- Theatrical poster
- Directed by: Peter Nicks
- Produced by: Linda Davis Peter Nicks
- Cinematography: Peter Nicks
- Edited by: Lawrence Lerew
- Release date: March 1, 2012 (True/False Film Festival);
- Running time: 81 minutes
- Country: United States
- Box office: $244,092

= The Waiting Room (2012 film) =

2012 documentary film

The Waiting Room is a 2012 American documentary film and social media project directed by Peter Nicks that follows the life and times of patients, doctors, and staff at Highland Hospital, a safety-net hospital in Oakland, California.

==Summary==
The project includes a blog which features stories and conversations from the waiting room as well as behind-the-scenes information about the project. Frequent video updates from the project are posted on the blog. These videos examine what life is like in an American public hospital caring for a community of largely uninsured patients.

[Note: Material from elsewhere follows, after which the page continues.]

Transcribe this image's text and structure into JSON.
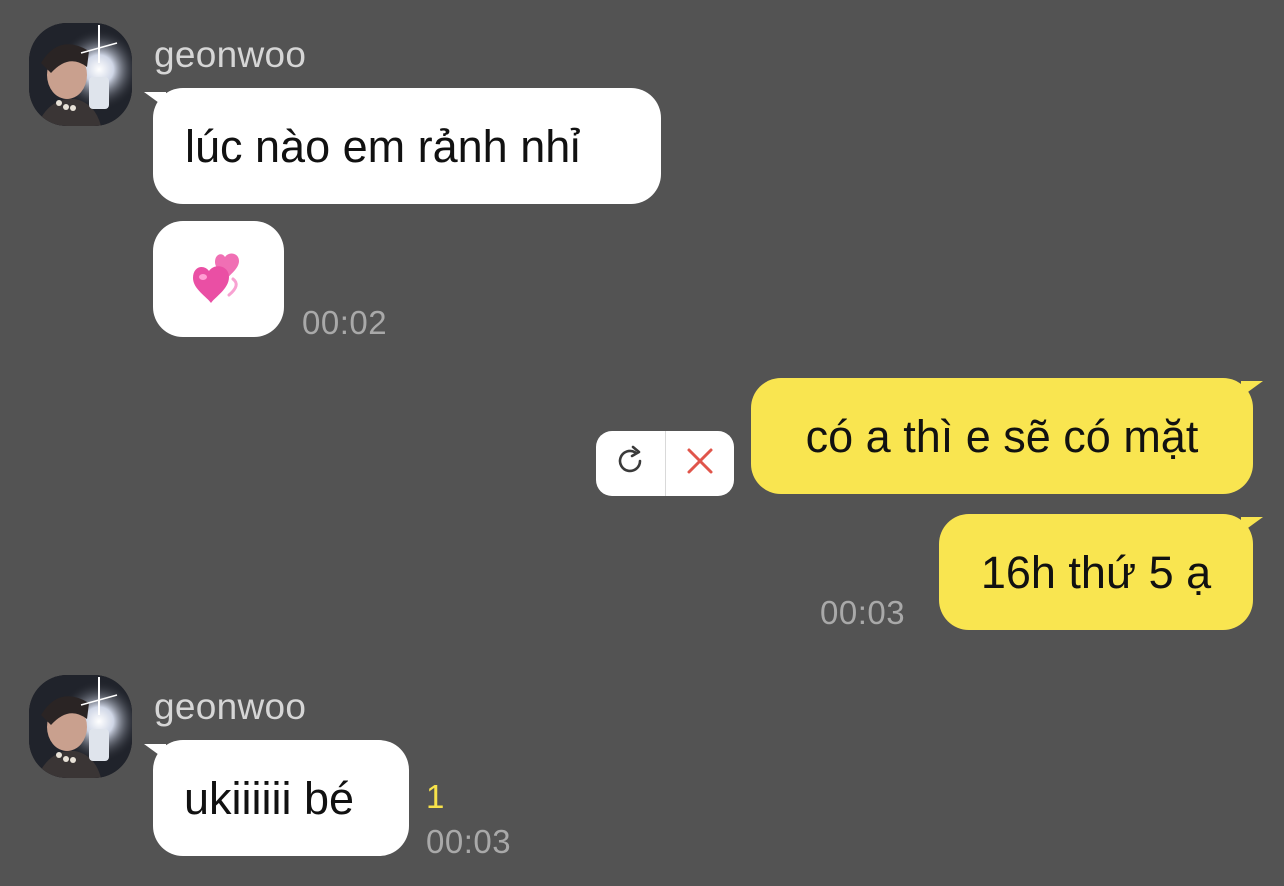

The project involves placing interactive storytelling booths in hospital waiting rooms. These kiosks will include the live-blogged reports from people living without health insurance, and a unique online portal that will distribute these stories and become an archive for the testimonials that will highlight the urgency of the national dialogue around health care.

==Production==
The Waiting Room is funded by the MacArthur Foundation, Independent Television Service, The Fledgling Fund, The San Francisco Foundation, California Council for the Humanities, the Pacific Pioneer Find, and the San Francisco Film Society. Its key partners include the Bay Area Video Coalition, Active Voice, Pentagram, and The Takeaway. The Waiting Room has also been featured on the New York Times Lens Blog as Videos Worth Watching.

==Critical reception==
Both The Washington Post and the San Francisco Chronicle named the film on the 10 Best of the Year lists. Critic Ann Hornaday of The Washington Post named The Waiting Room the third best film of 2012. Wrote Hornaday: "This subtle, compassionate tableau lifts the veil on a world often described in terms of squalor and despair, finding the inherent dignity and perseverance therein."
The movie holds a "fresh" rating of 100% on Rotten Tomatoes based on 34 reviews, with a weighted average of 8.41/10.